La fine della storia, la realizzazione dell’umanità è il fine della storia. La realizzazione della vita individuale non è differente dalla realizzazione della storia: per cui nessuna vita individuale è ancora realizzata. Solo il bisogno di questa realizzazione simultanea dell’individuo e del genere contiene la soddisfazione definitiva chiamata felicità. Ma la felicità è tutt’al più una idea non verificata, uno scopo indeterminato. Pure è questo scopo a rendere identica ogni grandezza alla vita, che attira gli esseri umani come un amante che, per il momento, è ancora al di là della loro vita. Il loro fine è l’unico autentico bisogno che li fa vivere. Si tratta di un bisogno fatto precisamente del contrario del bisogno. Ad ogni modo la realizzazione della storia è nel contempo necessità dell’individuo e dell’umanità. È il bisogno a contenere e fondare tutti gli altri. La gloria è l’impronta con cui la storia segna chi se ne impadronisce. Nella nostra epoca, la scarsa stima per la gloria, la stessa poca gloria, misurano la vastità della rassegnazione dell’umanità a realizzarsi.
Coloro che hanno ambizioni di gloria, che possono o vogliono far la storia, sanno che la storia è un gioco. Per gli altri, che ne sono le pedine, la storia è una successione di catastrofi: la storia è il dibattito di cui essi sono il bavaglio, la disputa di cui sono il tampone, la guerra di cui sono i cadaveri, l’abbraccio di cui sono il divieto. I giocatori che conoscono questo gioco estremo che va al di là della loro vita sanno che proprio loro devono andare al di là di se stessi; e forse questo non sarà sufficiente. Lungi dallo scoraggiare, questa smisurata esigenza attrae. Non enumererò le qualità che occorrono per vincere, perché servono tutte. Voglio soltanto dimostrare che il fine è la vittoria: che la storia sia corta!
I nemici della storia affermano: che la storia sia lunga; e anche: che la storia si fermi! Così, questo gioco assoluto è il gioco per la dominanza della totalità, che appartiene all’umanità intera, ma anche il conflitto dell’umanità divisa. In effetti, ciò che rende assoluto questo gioco è che non ha altre regole oltre a quelle, sempre e tutte effimere, stabilite dai partecipanti.

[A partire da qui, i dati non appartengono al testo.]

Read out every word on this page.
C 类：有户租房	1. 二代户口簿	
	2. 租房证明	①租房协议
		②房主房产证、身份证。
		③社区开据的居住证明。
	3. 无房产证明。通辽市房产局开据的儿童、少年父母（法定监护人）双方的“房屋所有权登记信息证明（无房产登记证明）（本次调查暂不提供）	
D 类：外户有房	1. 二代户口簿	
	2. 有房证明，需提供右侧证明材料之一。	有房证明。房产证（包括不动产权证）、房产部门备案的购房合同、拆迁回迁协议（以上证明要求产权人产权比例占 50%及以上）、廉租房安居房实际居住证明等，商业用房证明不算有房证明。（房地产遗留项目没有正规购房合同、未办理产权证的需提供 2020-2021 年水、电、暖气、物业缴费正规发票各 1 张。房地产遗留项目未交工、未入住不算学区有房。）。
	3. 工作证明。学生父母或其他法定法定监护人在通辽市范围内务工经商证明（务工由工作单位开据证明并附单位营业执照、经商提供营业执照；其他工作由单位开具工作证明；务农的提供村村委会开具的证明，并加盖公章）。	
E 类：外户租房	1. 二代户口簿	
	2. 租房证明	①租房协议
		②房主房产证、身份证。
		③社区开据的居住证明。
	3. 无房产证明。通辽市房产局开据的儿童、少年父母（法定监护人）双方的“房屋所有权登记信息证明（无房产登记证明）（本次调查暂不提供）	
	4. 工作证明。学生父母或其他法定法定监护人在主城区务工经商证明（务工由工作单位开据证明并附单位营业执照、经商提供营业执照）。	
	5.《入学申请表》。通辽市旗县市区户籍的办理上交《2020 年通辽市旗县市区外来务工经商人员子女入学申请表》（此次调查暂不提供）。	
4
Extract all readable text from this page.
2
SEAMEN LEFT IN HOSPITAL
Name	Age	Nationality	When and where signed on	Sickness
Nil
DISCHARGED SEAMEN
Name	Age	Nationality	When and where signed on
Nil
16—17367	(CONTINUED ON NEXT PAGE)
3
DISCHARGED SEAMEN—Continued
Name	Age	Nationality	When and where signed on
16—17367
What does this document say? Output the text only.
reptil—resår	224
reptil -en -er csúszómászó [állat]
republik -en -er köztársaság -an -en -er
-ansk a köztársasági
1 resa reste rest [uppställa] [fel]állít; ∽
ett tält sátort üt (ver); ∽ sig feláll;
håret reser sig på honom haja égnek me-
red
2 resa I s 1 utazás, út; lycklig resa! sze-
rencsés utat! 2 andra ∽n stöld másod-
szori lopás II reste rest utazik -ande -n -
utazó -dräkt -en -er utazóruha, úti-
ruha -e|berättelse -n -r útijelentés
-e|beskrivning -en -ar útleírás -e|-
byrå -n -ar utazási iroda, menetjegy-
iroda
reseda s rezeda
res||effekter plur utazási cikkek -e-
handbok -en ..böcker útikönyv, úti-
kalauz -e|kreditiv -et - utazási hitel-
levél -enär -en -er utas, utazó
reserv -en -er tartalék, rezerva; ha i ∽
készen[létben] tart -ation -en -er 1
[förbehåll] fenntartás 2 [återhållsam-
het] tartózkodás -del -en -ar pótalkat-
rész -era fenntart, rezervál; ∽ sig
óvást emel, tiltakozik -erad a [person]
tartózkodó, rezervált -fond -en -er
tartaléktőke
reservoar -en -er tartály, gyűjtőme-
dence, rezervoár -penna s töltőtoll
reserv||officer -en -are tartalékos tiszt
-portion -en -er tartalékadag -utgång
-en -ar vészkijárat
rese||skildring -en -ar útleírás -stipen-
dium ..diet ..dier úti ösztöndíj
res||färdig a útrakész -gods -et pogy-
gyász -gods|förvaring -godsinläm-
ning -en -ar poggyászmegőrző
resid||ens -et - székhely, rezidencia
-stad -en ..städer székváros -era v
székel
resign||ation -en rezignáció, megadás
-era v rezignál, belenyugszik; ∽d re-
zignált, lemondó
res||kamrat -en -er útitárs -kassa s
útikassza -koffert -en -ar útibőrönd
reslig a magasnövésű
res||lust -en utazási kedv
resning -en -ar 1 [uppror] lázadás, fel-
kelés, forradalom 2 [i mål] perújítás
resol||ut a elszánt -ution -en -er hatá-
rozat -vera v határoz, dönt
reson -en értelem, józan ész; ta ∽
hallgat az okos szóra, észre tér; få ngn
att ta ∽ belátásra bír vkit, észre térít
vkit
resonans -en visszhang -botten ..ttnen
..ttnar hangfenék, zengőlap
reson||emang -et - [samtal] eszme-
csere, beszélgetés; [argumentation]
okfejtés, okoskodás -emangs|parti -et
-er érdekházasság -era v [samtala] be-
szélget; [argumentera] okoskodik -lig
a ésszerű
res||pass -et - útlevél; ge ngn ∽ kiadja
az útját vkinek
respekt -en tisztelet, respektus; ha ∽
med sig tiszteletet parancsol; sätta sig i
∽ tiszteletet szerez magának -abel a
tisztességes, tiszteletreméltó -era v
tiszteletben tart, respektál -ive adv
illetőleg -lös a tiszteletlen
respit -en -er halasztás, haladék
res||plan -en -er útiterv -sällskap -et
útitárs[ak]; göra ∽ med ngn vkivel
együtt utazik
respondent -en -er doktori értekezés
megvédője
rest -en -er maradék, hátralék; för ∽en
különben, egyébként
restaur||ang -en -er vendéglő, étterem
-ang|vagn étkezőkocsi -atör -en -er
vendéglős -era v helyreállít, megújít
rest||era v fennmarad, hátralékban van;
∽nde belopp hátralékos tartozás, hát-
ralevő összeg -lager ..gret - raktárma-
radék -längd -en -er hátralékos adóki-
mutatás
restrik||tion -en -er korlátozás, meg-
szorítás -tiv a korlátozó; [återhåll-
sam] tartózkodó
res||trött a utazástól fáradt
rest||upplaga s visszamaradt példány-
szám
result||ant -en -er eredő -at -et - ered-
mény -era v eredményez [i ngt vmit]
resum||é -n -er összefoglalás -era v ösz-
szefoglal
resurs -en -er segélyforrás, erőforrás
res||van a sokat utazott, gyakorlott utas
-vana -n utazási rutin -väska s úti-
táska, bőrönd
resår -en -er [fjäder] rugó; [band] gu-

Il sacro è una regola del gioco profano, l’infinito è il labirinto dell’illusione nella storia, l’assoluto stesso non è che la regola implicita di stabilire regole esplicite.
Infine, la storia è rispetto alla vita ciò che il quotidiano è rispetto alla sopravvivenza, la misura del suo tempo. Il gioco è l’attività generica dell’uomo, dove l’intelligenza è l’unità del cuore col cervello. Nel suo bisogno di praticare il gioco, la storia, l’essere umano incontra la necessità come miseria, come incidente, come alienazione della propria intelligenza. La nostra epoca completa il mondo mostrando il lavoro opposto al gioco, la necessità opposta alla vita, il quotidiano opposto alla ricchezza. La ricchezza non è mai necessaria. L’umanità può sopravvivere senza storia. Gli smarrimenti del cuore e dello spirito possono andare fino all’oblio del cuore e dello spirito, fino alla rassegnazione. L’amore e il genio non criticati si sono rarefatti nell’inflazione dei loro surrogati dallo stesso nome. Nel gioco, non ci sono lezioni da ricavare più che leggi rispettabili. La ricchezza pratica, la storia, ha come sola esigenza, limite e principio, la volontà degli esseri umani — che costituisce il loro gusto per il gioco — di farla finita.
In definitiva
La storia è il gioco dell’umanità intera e divisa, qui ed ora. Ha per fine la dominanza e la fine dell’umanità e del tempo.